Ablation studies further validate the design choices. Removing Retrieve forces the agent to guess sections directly via ReadSection, causing a 6–8 pp drop in accuracy because semantic anchoring is lost. Removing ReadSection forces the agent to rely solely on fragmented Retrieve results, leading to a 7–9 pp accuracy loss due to broken context continuity. The authors also quantify the impact of OCR quality: when parsing accuracy is ≥95 % the performance degradation is negligible, but it rises to a 4–5 pp drop when OCR accuracy falls below 85 %, highlighting the importance of reliable document parsing.

Limitations discussed include dependence on OCR correctness, the current focus on textual hierarchy (tables, figures, and other visual elements are not yet integrated), and the need for more sophisticated multi‑LLM collaboration for extremely complex queries.

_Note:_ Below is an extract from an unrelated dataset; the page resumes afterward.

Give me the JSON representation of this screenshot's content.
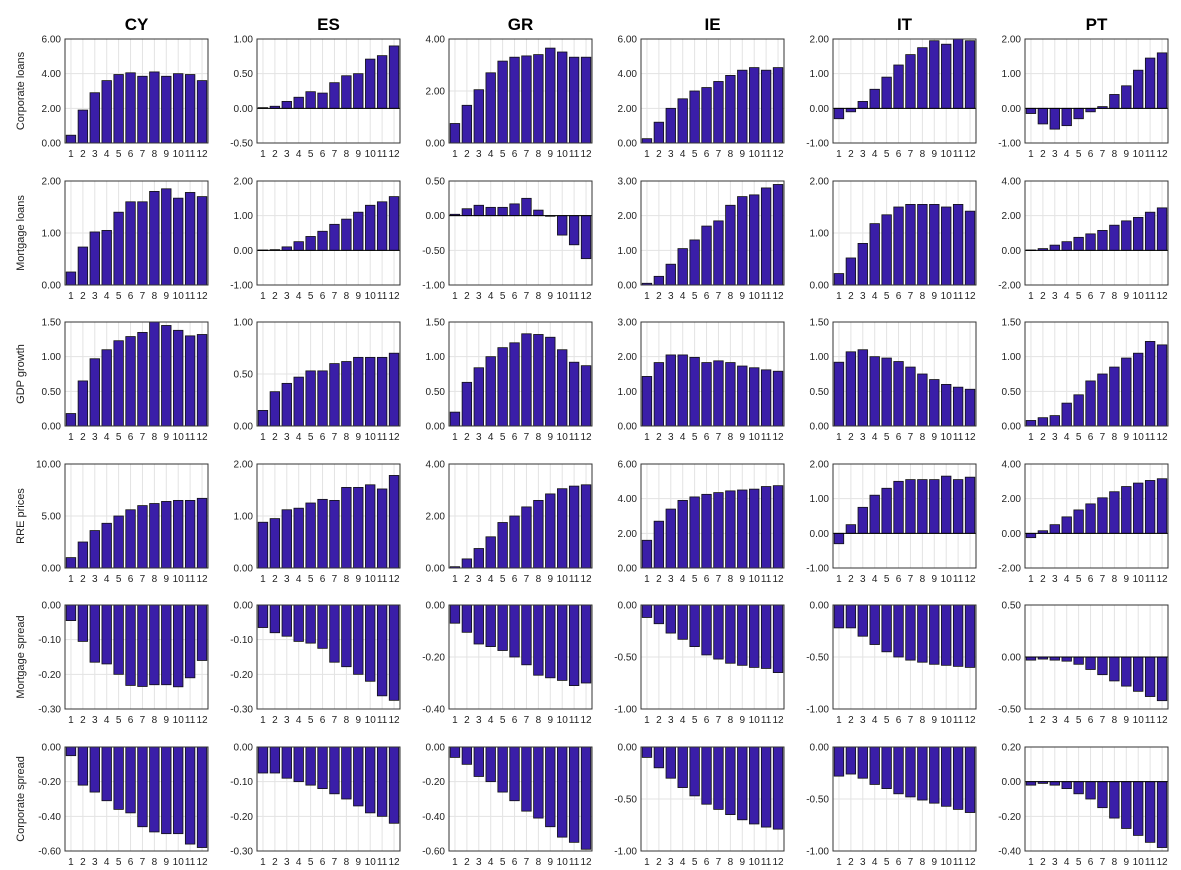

Future work may extend the coordinate system to multimodal elements, explore hierarchical planning across multiple documents, and combine expert LLMs with retrieval agents for domain‑specific tasks.

In summary, DeepRead introduces a novel, structure‑aware agentic search paradigm that transforms raw visual documents into a navigable coordinate space and equips LLMs with tools that enable human‑like locate‑then‑read behavior. By explicitly modeling document hierarchy and sequence, DeepRead significantly improves both the accuracy and efficiency of long‑document question answering, establishing structural awareness as a critical component for next‑generation retrieval‑augmented language agents.